Human or divine? So, do we have the courage to answer: human and therefore divine? If Jesus is human therefore divine, then there are parades out there that we need to be joining for we too are human and therefore divine. Our world needs us to step out into the streets and march against oppression. Our planet needs us to step out into the streets and march against the destruction and abuse of the earth. Our sisters and brothers need us to step out into the streets and finally address the issues of poverty so that no one goes hungry or homeless while we enjoy the blessings of wealth and power. It’s time for us to take our authority seriously and step up and step out and live into our humanity so that our divinity can be a blessing to all of creation.

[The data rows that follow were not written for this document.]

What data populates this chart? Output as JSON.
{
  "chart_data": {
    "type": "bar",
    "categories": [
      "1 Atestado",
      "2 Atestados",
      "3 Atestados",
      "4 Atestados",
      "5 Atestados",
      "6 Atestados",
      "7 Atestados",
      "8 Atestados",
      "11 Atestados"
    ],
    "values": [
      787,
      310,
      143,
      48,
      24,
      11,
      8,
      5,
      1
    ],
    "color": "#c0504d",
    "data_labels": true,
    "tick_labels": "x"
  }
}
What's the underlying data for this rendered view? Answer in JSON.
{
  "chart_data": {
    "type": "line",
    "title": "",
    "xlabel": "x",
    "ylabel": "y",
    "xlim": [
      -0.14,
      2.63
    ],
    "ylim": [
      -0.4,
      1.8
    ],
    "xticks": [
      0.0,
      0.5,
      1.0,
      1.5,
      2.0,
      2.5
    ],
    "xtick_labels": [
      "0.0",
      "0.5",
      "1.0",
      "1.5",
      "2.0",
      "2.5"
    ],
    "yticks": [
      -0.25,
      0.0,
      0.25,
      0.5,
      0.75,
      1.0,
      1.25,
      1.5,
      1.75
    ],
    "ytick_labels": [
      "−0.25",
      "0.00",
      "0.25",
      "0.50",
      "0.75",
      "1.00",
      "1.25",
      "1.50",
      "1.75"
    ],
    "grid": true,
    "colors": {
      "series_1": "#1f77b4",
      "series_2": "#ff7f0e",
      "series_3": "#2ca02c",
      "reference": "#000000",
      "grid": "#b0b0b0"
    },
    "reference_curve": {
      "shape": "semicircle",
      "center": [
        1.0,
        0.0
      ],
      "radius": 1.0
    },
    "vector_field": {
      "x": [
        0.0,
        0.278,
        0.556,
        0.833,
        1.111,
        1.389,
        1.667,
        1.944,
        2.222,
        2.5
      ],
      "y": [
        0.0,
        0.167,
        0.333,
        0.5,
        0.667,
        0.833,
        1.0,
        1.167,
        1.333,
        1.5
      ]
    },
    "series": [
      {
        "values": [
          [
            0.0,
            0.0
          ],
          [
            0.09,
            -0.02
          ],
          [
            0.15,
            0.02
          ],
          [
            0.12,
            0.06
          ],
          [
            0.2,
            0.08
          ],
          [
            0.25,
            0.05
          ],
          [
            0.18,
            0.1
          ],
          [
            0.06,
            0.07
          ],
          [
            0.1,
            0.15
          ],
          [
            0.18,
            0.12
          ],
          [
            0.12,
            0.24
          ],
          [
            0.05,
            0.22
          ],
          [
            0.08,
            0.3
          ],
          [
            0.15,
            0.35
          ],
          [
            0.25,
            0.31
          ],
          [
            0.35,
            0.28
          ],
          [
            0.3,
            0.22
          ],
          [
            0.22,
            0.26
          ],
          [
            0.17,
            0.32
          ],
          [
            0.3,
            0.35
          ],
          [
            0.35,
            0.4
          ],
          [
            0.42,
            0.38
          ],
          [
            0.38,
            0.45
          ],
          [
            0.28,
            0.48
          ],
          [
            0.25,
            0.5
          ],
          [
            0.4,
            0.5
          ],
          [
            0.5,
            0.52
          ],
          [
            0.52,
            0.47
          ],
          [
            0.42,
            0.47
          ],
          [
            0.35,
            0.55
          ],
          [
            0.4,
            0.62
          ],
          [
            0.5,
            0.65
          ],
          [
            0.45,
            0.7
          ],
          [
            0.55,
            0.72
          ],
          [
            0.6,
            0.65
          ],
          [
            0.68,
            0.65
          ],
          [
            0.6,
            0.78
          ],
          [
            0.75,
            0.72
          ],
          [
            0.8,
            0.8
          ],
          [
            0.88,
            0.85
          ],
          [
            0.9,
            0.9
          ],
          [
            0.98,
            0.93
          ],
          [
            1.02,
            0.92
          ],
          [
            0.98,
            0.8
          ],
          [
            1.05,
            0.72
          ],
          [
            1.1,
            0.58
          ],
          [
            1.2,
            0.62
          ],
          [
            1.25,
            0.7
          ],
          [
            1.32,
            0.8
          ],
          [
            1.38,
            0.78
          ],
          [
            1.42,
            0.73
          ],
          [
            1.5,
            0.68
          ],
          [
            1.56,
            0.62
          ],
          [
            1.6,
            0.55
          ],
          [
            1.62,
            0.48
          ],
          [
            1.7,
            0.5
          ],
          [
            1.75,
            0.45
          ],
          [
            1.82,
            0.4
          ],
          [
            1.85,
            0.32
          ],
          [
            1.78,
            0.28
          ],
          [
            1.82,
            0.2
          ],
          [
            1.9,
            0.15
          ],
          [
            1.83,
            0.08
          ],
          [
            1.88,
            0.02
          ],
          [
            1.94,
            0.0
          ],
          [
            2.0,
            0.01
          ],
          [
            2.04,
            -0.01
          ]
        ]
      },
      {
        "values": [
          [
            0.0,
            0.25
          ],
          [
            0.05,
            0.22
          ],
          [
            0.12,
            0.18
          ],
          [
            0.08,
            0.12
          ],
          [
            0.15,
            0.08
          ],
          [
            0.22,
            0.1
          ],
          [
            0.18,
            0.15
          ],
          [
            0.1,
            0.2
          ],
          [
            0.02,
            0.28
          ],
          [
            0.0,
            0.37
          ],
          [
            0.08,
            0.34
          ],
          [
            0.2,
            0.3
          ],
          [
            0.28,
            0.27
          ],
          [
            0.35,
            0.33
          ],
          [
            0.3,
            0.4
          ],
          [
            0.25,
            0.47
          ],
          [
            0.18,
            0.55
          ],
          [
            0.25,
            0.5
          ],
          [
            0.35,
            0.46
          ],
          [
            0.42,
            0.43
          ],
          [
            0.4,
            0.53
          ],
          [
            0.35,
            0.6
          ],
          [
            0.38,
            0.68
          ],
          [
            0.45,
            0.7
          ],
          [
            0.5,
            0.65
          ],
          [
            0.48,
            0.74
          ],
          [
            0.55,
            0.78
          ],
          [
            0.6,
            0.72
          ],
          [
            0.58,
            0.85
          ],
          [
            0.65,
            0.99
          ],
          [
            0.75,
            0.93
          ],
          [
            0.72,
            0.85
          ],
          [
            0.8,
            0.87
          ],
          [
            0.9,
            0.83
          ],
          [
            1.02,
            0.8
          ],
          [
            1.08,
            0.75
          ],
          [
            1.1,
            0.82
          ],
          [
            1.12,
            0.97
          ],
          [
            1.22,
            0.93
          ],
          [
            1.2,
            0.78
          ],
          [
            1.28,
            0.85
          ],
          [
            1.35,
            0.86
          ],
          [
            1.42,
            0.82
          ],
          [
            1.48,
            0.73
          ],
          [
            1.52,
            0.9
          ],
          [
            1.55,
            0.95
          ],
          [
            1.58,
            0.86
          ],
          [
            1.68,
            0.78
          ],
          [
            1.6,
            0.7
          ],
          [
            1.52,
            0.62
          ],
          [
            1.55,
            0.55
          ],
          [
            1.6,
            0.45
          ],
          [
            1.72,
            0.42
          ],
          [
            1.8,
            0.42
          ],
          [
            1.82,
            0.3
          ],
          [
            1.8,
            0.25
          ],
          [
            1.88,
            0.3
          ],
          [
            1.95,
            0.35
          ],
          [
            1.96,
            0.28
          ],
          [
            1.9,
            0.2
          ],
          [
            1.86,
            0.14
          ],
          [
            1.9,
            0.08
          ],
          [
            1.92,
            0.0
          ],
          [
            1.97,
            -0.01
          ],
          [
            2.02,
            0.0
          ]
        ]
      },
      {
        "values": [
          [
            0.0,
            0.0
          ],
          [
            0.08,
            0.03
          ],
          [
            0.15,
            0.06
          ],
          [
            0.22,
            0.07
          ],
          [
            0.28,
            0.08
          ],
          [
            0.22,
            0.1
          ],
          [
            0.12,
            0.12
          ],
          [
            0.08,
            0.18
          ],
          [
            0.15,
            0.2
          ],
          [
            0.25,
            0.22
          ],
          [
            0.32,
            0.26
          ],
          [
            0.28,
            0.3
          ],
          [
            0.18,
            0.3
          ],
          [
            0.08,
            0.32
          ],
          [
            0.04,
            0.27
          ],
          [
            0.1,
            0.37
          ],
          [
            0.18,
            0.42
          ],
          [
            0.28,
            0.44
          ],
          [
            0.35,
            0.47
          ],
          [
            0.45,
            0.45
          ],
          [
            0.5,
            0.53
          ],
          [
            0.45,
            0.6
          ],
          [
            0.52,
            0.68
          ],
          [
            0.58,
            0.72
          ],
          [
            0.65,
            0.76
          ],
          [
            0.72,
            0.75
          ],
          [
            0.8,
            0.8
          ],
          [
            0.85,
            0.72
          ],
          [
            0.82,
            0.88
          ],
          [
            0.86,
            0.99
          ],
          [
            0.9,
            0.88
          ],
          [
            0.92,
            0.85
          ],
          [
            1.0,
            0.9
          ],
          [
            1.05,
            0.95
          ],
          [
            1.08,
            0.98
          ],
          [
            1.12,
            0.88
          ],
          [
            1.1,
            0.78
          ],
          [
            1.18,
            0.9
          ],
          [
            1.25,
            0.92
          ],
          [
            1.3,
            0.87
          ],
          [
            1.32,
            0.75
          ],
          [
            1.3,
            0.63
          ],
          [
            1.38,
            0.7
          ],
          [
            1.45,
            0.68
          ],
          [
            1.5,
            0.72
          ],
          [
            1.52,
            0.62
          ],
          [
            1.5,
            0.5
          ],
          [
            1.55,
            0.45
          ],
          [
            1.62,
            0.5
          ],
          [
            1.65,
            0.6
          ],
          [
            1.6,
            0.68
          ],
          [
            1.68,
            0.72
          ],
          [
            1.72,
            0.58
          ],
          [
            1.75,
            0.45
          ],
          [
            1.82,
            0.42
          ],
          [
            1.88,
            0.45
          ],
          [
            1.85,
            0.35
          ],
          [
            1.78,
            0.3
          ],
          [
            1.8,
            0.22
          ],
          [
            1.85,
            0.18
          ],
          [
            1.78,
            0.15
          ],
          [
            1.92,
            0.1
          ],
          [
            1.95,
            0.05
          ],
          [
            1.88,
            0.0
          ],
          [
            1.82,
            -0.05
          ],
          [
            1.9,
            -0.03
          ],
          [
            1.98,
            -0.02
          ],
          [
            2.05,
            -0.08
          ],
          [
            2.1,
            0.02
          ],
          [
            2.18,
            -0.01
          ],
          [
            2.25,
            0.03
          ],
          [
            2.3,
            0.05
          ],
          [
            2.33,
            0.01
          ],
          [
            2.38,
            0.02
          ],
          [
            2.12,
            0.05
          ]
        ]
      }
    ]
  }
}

“We don’t know.” Please!!! Of course we know! Jesus was human and therefore divine and so are we. Let’s use our authority to usher in peace through justice so that our sisters and brothers everywhere can live fully, love freely and be all that we were created to be.
This is quite powerful and inspirational. As part of a lay-led congregation in my hometown in Mississippi, I would like to use these words to inspire social justice and action in our congregation. May I adapt your words for our Palm Sunday service?
Sorry I missed your comment. Busy days. Feel free to use where it helps.